What About How The Dog Feels?
Behavioural issues are apparently the number one reason for owners putting their dogs into rescue. If dogs could understand our language, and we could ask the dogs in rescue why they think that they ended up there, a great many would reply that they had no idea.
And if it was explained to them that they were given up on because they wouldn’t stop their unwanted behaviour, how many would reply that they didn’t know that the behaviour was unwanted as no one ever told them?
How tragic. Positively-only, force-free training is failing owners and dogs, and the sooner we accept this, and start FULLY educating them, the less dogs will end up being given up on.
So is it time to stop punishing dogs? No, of course it isn’t. Dogs punish other dogs all the time, and there’s a reason for that. A degree of fear is an important survival tool, necessary to help teach a good choice from a bad one. It is quite literally a lifesaver. Without any fear, a species would quickly die out. EVERY species knows that there are consequences to making the wrong decision, and this helps them to make better ones. Without an awareness of danger, we make very bad choices.

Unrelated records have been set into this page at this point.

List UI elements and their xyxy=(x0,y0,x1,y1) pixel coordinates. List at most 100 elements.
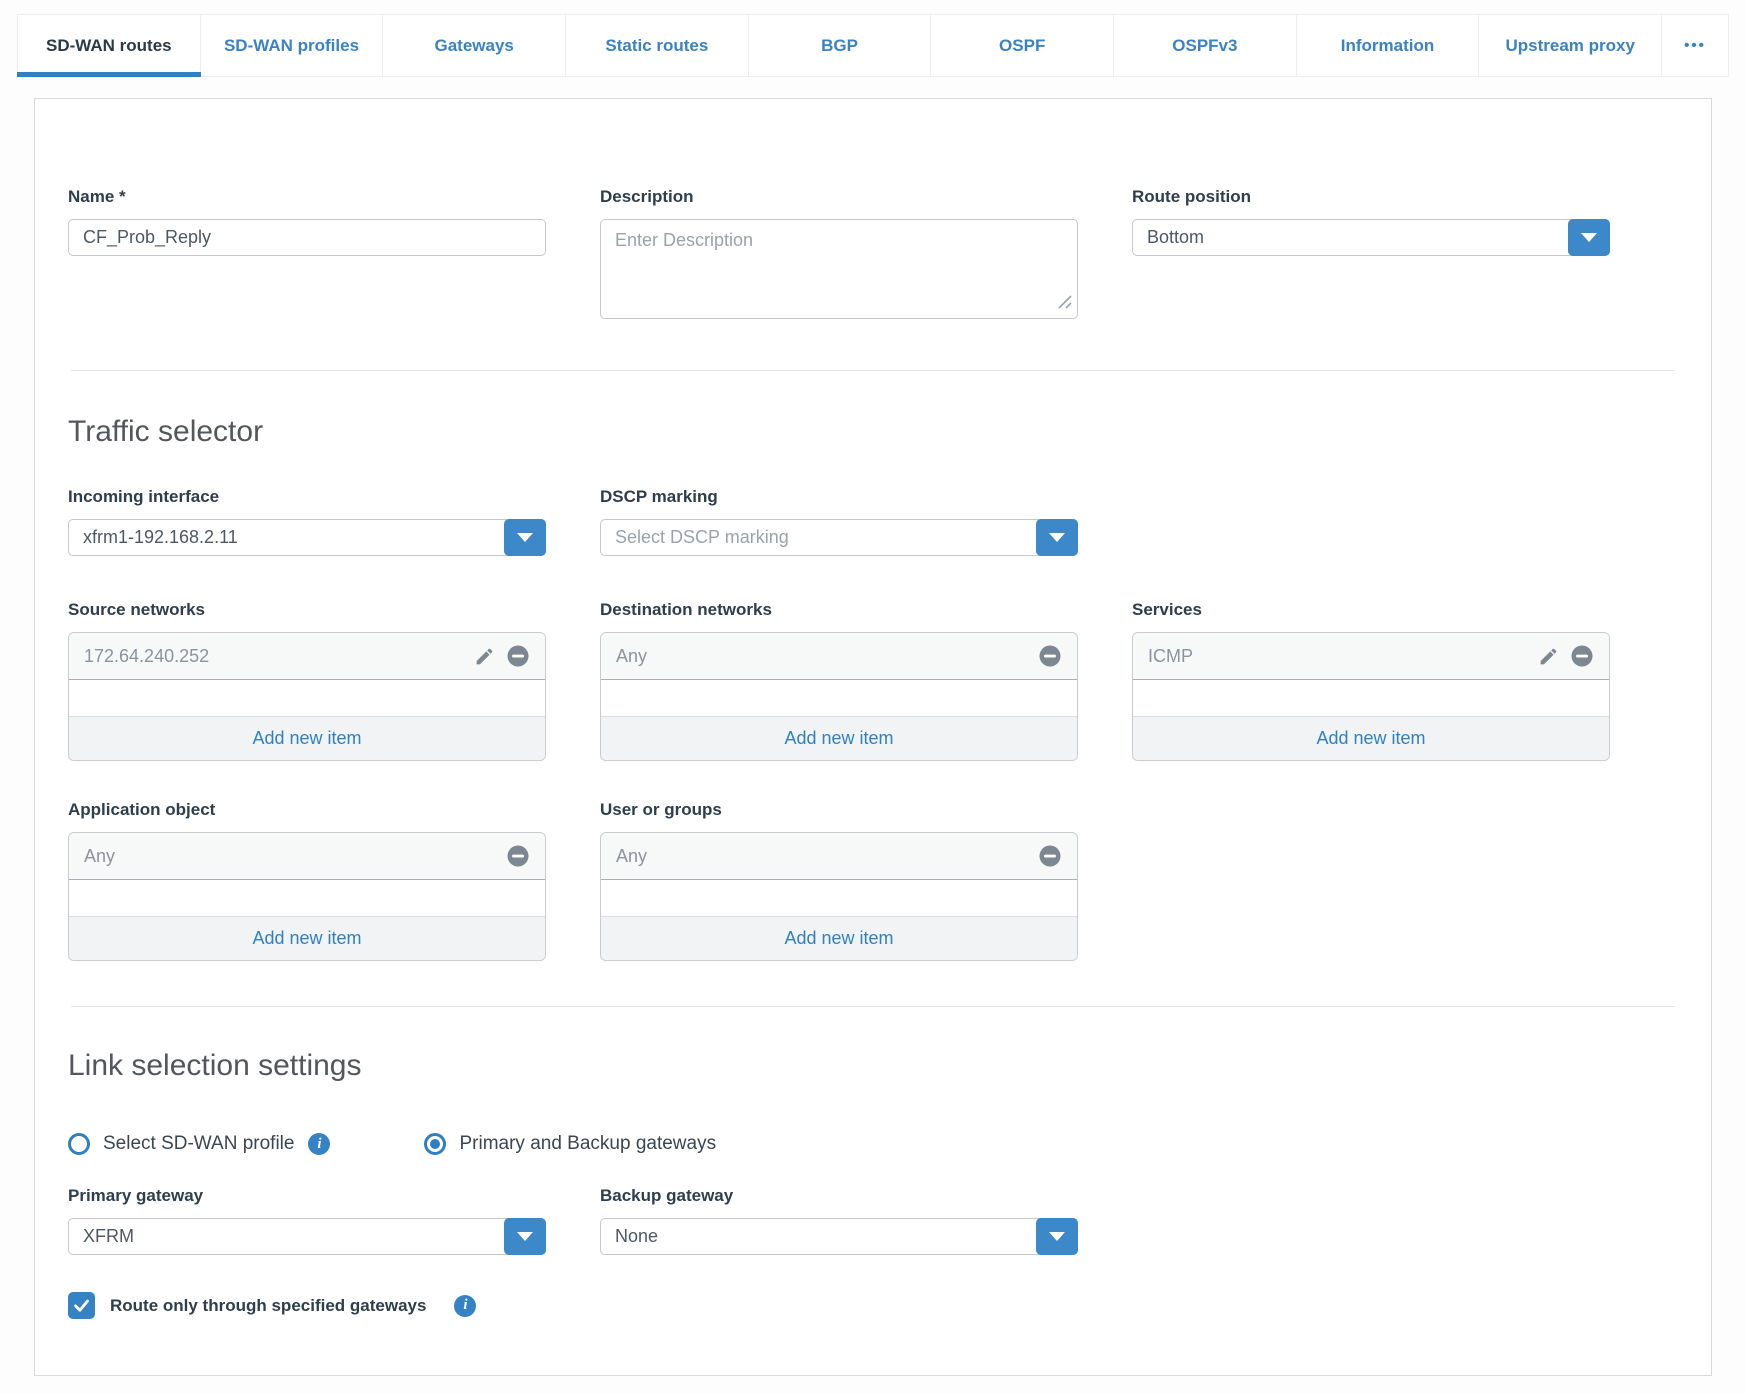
destination-networks-label: Destination networks xyxy=(600,600,772,619)
route-position-input[interactable] xyxy=(1132,219,1610,256)
add-new-item-button[interactable]: Add new item xyxy=(69,916,545,960)
list-item-text: Any xyxy=(616,845,648,866)
services-label: Services xyxy=(1132,600,1202,619)
backup-gateway-dropdown xyxy=(600,1218,1078,1255)
primary-gateway-input[interactable] xyxy=(68,1218,546,1255)
interface-dscp-row: Incoming interface DSCP marking xyxy=(35,487,1711,556)
route-position-label: Route position xyxy=(1132,187,1251,206)
tab-static-routes[interactable]: Static routes xyxy=(566,15,749,76)
dscp-marking-dropdown xyxy=(600,519,1078,556)
tab-ospfv3[interactable]: OSPFv3 xyxy=(1114,15,1297,76)
dscp-marking-field: DSCP marking xyxy=(600,487,1078,556)
chevron-down-icon xyxy=(517,1232,533,1241)
backup-gateway-field: Backup gateway xyxy=(600,1186,1078,1255)
application-users-row: Application object Any Add new item User… xyxy=(35,800,1711,961)
remove-icon[interactable] xyxy=(1038,844,1062,868)
primary-gateway-label: Primary gateway xyxy=(68,1186,204,1205)
list-item: Any xyxy=(601,833,1077,880)
tab-gateways[interactable]: Gateways xyxy=(383,15,567,76)
name-field: Name * xyxy=(68,187,546,256)
gateways-row: Primary gateway Backup gateway xyxy=(35,1186,1711,1255)
edit-icon[interactable] xyxy=(1538,646,1559,667)
description-label: Description xyxy=(600,187,694,206)
tab-information[interactable]: Information xyxy=(1297,15,1480,76)
incoming-interface-input[interactable] xyxy=(68,519,546,556)
source-networks-box: 172.64.240.252 Add new item xyxy=(68,632,546,761)
networks-services-row: Source networks 172.64.240.252 Add new i… xyxy=(35,600,1711,761)
user-or-groups-label: User or groups xyxy=(600,800,722,819)
services-field: Services ICMP Add new item xyxy=(1132,600,1610,761)
remove-icon[interactable] xyxy=(506,844,530,868)
link-selection-heading: Link selection settings xyxy=(68,1049,362,1082)
description-textarea[interactable] xyxy=(600,219,1078,319)
chevron-down-icon xyxy=(517,533,533,542)
tab-sdwan-routes[interactable]: SD-WAN routes xyxy=(17,15,201,77)
section-divider xyxy=(71,1006,1675,1007)
add-new-item-button[interactable]: Add new item xyxy=(601,916,1077,960)
user-or-groups-field: User or groups Any Add new item xyxy=(600,800,1078,961)
tab-sdwan-profiles[interactable]: SD-WAN profiles xyxy=(201,15,384,76)
sdwan-route-form-card: Name * Description Route position Traff xyxy=(34,98,1712,1376)
tab-bgp[interactable]: BGP xyxy=(749,15,932,76)
list-item-text: Any xyxy=(616,645,648,666)
description-field: Description xyxy=(600,187,1078,324)
destination-networks-field: Destination networks Any Add new item xyxy=(600,600,1078,761)
route-position-field: Route position xyxy=(1132,187,1610,256)
incoming-interface-field: Incoming interface xyxy=(68,487,546,556)
tab-upstream-proxy[interactable]: Upstream proxy xyxy=(1479,15,1663,76)
dscp-marking-dropdown-button[interactable] xyxy=(1036,519,1078,556)
add-new-item-button[interactable]: Add new item xyxy=(69,716,545,760)
primary-gateway-dropdown xyxy=(68,1218,546,1255)
list-item: ICMP xyxy=(1133,633,1609,680)
route-position-dropdown xyxy=(1132,219,1610,256)
primary-gateway-dropdown-button[interactable] xyxy=(504,1218,546,1255)
radio-label: Primary and Backup gateways xyxy=(459,1133,717,1154)
route-only-checkbox-label: Route only through specified gateways xyxy=(110,1295,427,1315)
link-selection-radio-row: Select SD-WAN profile i Primary and Back… xyxy=(35,1133,1711,1155)
radio-label: Select SD-WAN profile xyxy=(103,1133,295,1154)
remove-icon[interactable] xyxy=(506,644,530,668)
traffic-selector-heading: Traffic selector xyxy=(68,415,264,448)
application-object-field: Application object Any Add new item xyxy=(68,800,546,961)
radio-sdwan-profile[interactable] xyxy=(68,1133,90,1155)
add-new-item-button[interactable]: Add new item xyxy=(1133,716,1609,760)
tab-bar: SD-WAN routes SD-WAN profiles Gateways S… xyxy=(17,14,1729,77)
list-item-text: 172.64.240.252 xyxy=(84,645,210,666)
chevron-down-icon xyxy=(1049,533,1065,542)
radio-group-primary-backup[interactable]: Primary and Backup gateways xyxy=(424,1133,716,1155)
source-networks-label: Source networks xyxy=(68,600,205,619)
name-label: Name * xyxy=(68,187,126,206)
chevron-down-icon xyxy=(1581,233,1597,242)
backup-gateway-dropdown-button[interactable] xyxy=(1036,1218,1078,1255)
section-divider xyxy=(71,370,1675,371)
radio-group-sdwan-profile[interactable]: Select SD-WAN profile i xyxy=(68,1133,331,1155)
add-new-item-button[interactable]: Add new item xyxy=(601,716,1077,760)
dscp-marking-label: DSCP marking xyxy=(600,487,718,506)
incoming-interface-dropdown-button[interactable] xyxy=(504,519,546,556)
route-only-checkbox[interactable] xyxy=(68,1292,95,1319)
edit-icon[interactable] xyxy=(474,646,495,667)
route-position-dropdown-button[interactable] xyxy=(1568,219,1610,256)
more-tabs-button[interactable]: ••• xyxy=(1662,15,1728,76)
general-fields-row: Name * Description Route position xyxy=(35,99,1711,324)
tab-ospf[interactable]: OSPF xyxy=(931,15,1115,76)
list-item: 172.64.240.252 xyxy=(69,633,545,680)
list-item-text: ICMP xyxy=(1148,645,1193,666)
radio-primary-backup-gateways[interactable] xyxy=(424,1133,447,1155)
list-item-text: Any xyxy=(84,845,116,866)
remove-icon[interactable] xyxy=(1038,644,1062,668)
dscp-marking-input[interactable] xyxy=(600,519,1078,556)
info-icon[interactable]: i xyxy=(308,1133,331,1155)
incoming-interface-dropdown xyxy=(68,519,546,556)
info-icon[interactable]: i xyxy=(454,1294,477,1317)
application-object-box: Any Add new item xyxy=(68,832,546,961)
source-networks-field: Source networks 172.64.240.252 Add new i… xyxy=(68,600,546,761)
primary-gateway-field: Primary gateway xyxy=(68,1186,546,1255)
name-input[interactable] xyxy=(68,219,546,256)
user-or-groups-box: Any Add new item xyxy=(600,832,1078,961)
backup-gateway-input[interactable] xyxy=(600,1218,1078,1255)
destination-networks-box: Any Add new item xyxy=(600,632,1078,761)
application-object-label: Application object xyxy=(68,800,216,819)
remove-icon[interactable] xyxy=(1570,644,1594,668)
route-only-checkbox-row: Route only through specified gateways i xyxy=(35,1292,1711,1319)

That is why every intelligent species uses punishment on those who make what is perceived as the wrong choice, including us – the most intelligent and yet truly stupid species on the planet.
Aversive or Abusive?
We are told that aversive tools shouldn’t be used because they can be misused. But what is there that we can access that can’t be misused, should that be the intention of the user? I have worked with owners who have used a clicker as a precursor to punishment and created a dog terrified of clickers.

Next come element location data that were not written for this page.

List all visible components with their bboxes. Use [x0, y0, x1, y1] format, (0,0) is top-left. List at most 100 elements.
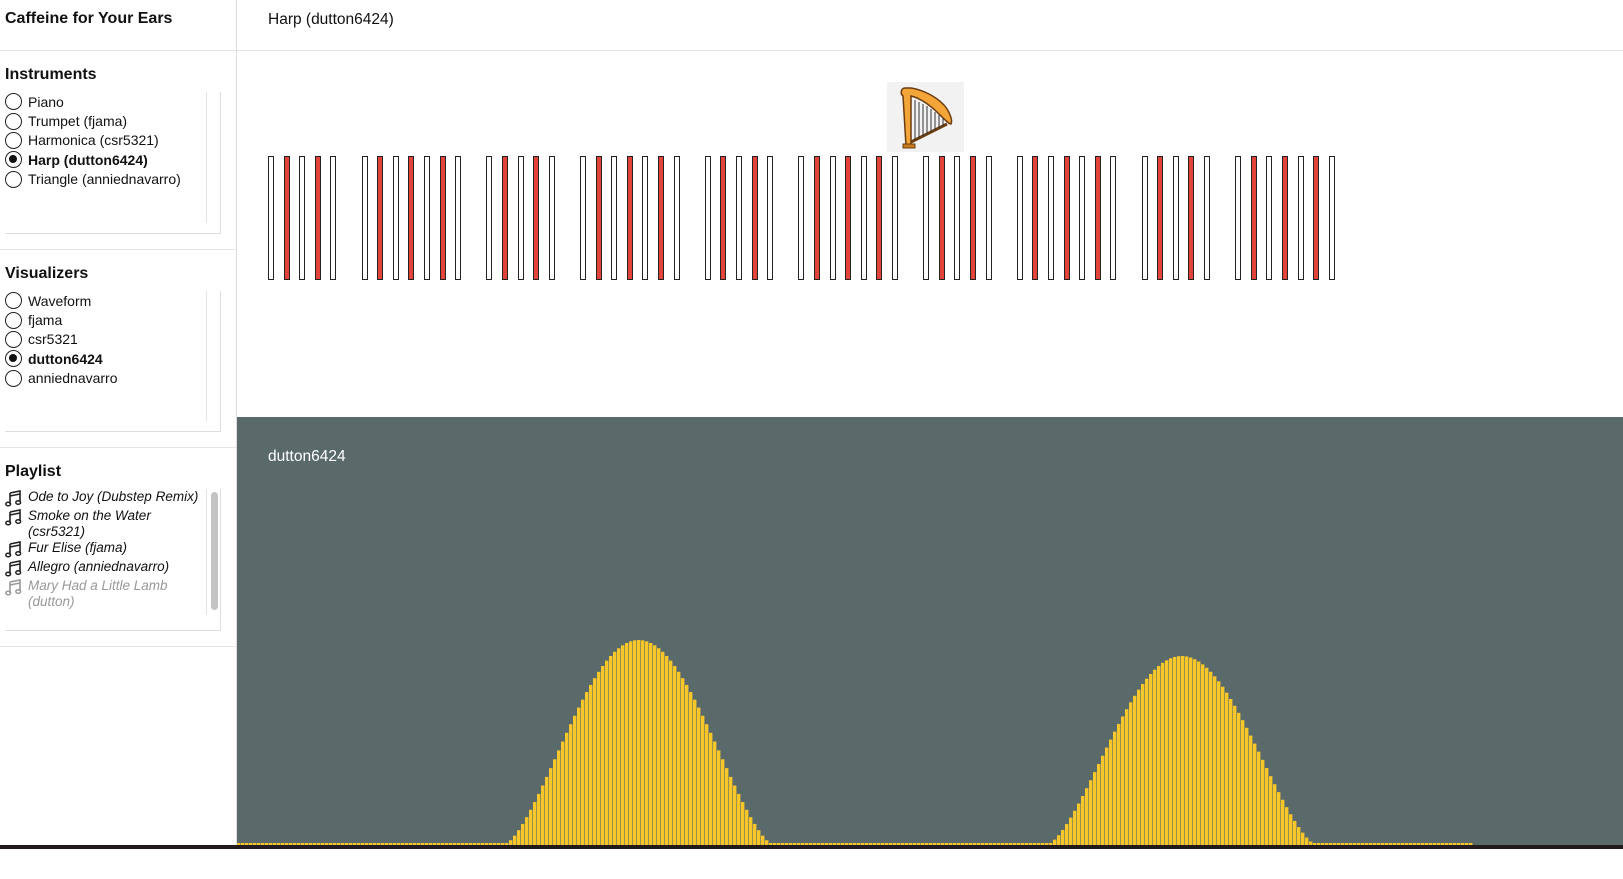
harp-string-white[interactable]	[1235, 156, 1242, 280]
playlist-list[interactable]: Ode to Joy (Dubstep Remix) Smoke on the W…	[5, 489, 221, 631]
harp-string-white[interactable]	[548, 156, 555, 280]
harp-string-white[interactable]	[798, 156, 805, 280]
visualizer-bar	[1181, 656, 1185, 845]
harp-string-white[interactable]	[424, 156, 430, 280]
playlist-item[interactable]: Fur Elise (fjama)	[5, 540, 206, 558]
harp-string-white[interactable]	[1266, 156, 1273, 280]
radio-button[interactable]	[5, 330, 22, 348]
harp-string-red[interactable]	[439, 156, 446, 280]
harp-string-white[interactable]	[1110, 156, 1117, 280]
visualizer-bar	[661, 651, 665, 845]
harp-string-white[interactable]	[299, 156, 306, 280]
harp-string-white[interactable]	[673, 156, 680, 280]
visualizer-bar	[1061, 829, 1065, 845]
harp-string-white[interactable]	[1204, 156, 1210, 280]
instrument-option[interactable]: Harp (dutton6424)	[5, 150, 206, 169]
harp-string-white[interactable]	[1079, 156, 1086, 280]
visualizer-bar	[713, 741, 717, 845]
harp-string-white[interactable]	[642, 156, 649, 280]
harp-string-white[interactable]	[767, 156, 774, 280]
radio-button[interactable]	[5, 350, 22, 368]
harp-string-white[interactable]	[923, 156, 930, 280]
visualizer-bar	[573, 715, 577, 845]
harp-string-white[interactable]	[985, 156, 992, 280]
harp-string-white[interactable]	[704, 156, 711, 280]
radio-button[interactable]	[5, 93, 22, 111]
harp-string-red[interactable]	[1094, 156, 1101, 280]
harp-string-red[interactable]	[970, 156, 976, 280]
visualizer-option[interactable]: csr5321	[5, 330, 206, 349]
playlist-item[interactable]: Ode to Joy (Dubstep Remix)	[5, 489, 206, 507]
harp-string-white[interactable]	[392, 156, 399, 280]
radio-button[interactable]	[5, 131, 22, 149]
playlist-scrollbar[interactable]	[211, 492, 218, 610]
harp-string-red[interactable]	[658, 156, 664, 280]
harp-string-red[interactable]	[626, 156, 633, 280]
harp-string-red[interactable]	[938, 156, 945, 280]
harp-string-red[interactable]	[1313, 156, 1320, 280]
visualizer-bar	[717, 750, 721, 845]
harp-string-red[interactable]	[845, 156, 852, 280]
harp-string-red[interactable]	[1282, 156, 1288, 280]
visualizer-bar	[677, 671, 681, 845]
harp-string-white[interactable]	[1141, 156, 1148, 280]
harp-string-white[interactable]	[1328, 156, 1335, 280]
harp-string-white[interactable]	[1048, 156, 1054, 280]
harp-string-white[interactable]	[954, 156, 961, 280]
radio-button[interactable]	[5, 311, 22, 329]
harp-string-white[interactable]	[486, 156, 493, 280]
radio-button[interactable]	[5, 151, 22, 169]
harp-string-red[interactable]	[408, 156, 415, 280]
visualizer-option[interactable]: anniednavarro	[5, 369, 206, 388]
harp-string-white[interactable]	[1016, 156, 1023, 280]
visualizer-bar	[613, 651, 617, 845]
harp-string-red[interactable]	[751, 156, 758, 280]
harp-string-white[interactable]	[455, 156, 462, 280]
harp-string-white[interactable]	[517, 156, 524, 280]
visualizer-option[interactable]: dutton6424	[5, 349, 206, 368]
harp-string-white[interactable]	[1297, 156, 1304, 280]
instrument-option[interactable]: Harmonica (csr5321)	[5, 131, 206, 150]
harp-string-white[interactable]	[736, 156, 742, 280]
visualizer-bar	[581, 699, 585, 845]
visualizer-option[interactable]: Waveform	[5, 291, 206, 310]
harp-string-white[interactable]	[580, 156, 586, 280]
harp-string-red[interactable]	[502, 156, 508, 280]
harp-string-white[interactable]	[892, 156, 898, 280]
radio-button[interactable]	[5, 112, 22, 130]
harp-string-red[interactable]	[876, 156, 883, 280]
harp-string-white[interactable]	[268, 156, 274, 280]
visualizer-option[interactable]: fjama	[5, 310, 206, 329]
harp-string-red[interactable]	[533, 156, 540, 280]
harp-string-red[interactable]	[1250, 156, 1257, 280]
visualizer-bar	[1093, 772, 1097, 845]
music-note-icon	[5, 509, 22, 526]
harp-string-white[interactable]	[1172, 156, 1179, 280]
harp-string-red[interactable]	[1063, 156, 1070, 280]
playlist-item[interactable]: Allegro (anniednavarro)	[5, 559, 206, 577]
harp-string-red[interactable]	[595, 156, 602, 280]
visualizer-bar	[705, 724, 709, 845]
harp-string-white[interactable]	[611, 156, 618, 280]
radio-button[interactable]	[5, 292, 22, 310]
harp-string-red[interactable]	[283, 156, 290, 280]
playlist-item[interactable]: Mary Had a Little Lamb (dutton)	[5, 578, 206, 609]
harp-string-red[interactable]	[1157, 156, 1164, 280]
music-note-icon	[5, 490, 22, 507]
instrument-option[interactable]: Piano	[5, 92, 206, 111]
instrument-option[interactable]: Trumpet (fjama)	[5, 111, 206, 130]
radio-button[interactable]	[5, 170, 22, 188]
harp-string-red[interactable]	[1188, 156, 1195, 280]
harp-string-red[interactable]	[377, 156, 384, 280]
harp-string-red[interactable]	[314, 156, 321, 280]
harp-string-white[interactable]	[829, 156, 836, 280]
harp-string-white[interactable]	[860, 156, 867, 280]
playlist-item[interactable]: Smoke on the Water (csr5321)	[5, 508, 206, 539]
harp-string-red[interactable]	[814, 156, 820, 280]
harp-string-red[interactable]	[1032, 156, 1039, 280]
harp-string-white[interactable]	[330, 156, 337, 280]
instrument-option[interactable]: Triangle (anniednavarro)	[5, 170, 206, 189]
radio-button[interactable]	[5, 369, 22, 387]
harp-string-red[interactable]	[720, 156, 727, 280]
harp-string-white[interactable]	[361, 156, 368, 280]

I have seen dogs distressed and confused by the misuse of food and toys. Dogs who resource guard food do so because in their minds, someone has taught them to be fearful of the loss of something that they see as a valuable reward.
I have seen many posts demanding that certain tools should be restricted or banned as they can be misused. And yet many, many dogs have been injured or even killed as a result of toys, leads and collars, and yet there are no calls for the banning of these things.
Why not? Because we hope that the majority of people using them will do so responsibly. Why is it any different for the use of an aversive? If I take a ten week old puppy to a busy railway station and let it hear passing trains, the loudest, scariest noise it has ever heard, or to a busy road and let buses and lorries thunder past, people will say that this is important exposure necessary for the puppies development.
But if that same puppy is biting someone to the point where it is drawing blood, and I rattle a can with some pebbles in it just loudly enough to make it stop, people say I’m cruel, and that I will traumatise the puppy to the point where I will lose its trust and do irreparable damage to it.
Where is the logic in this? Its own mother would admonish it far more loudly than I would ever have shaken a rattle can.
Aversive and abusive are not the same thing, regardless of what we are being told.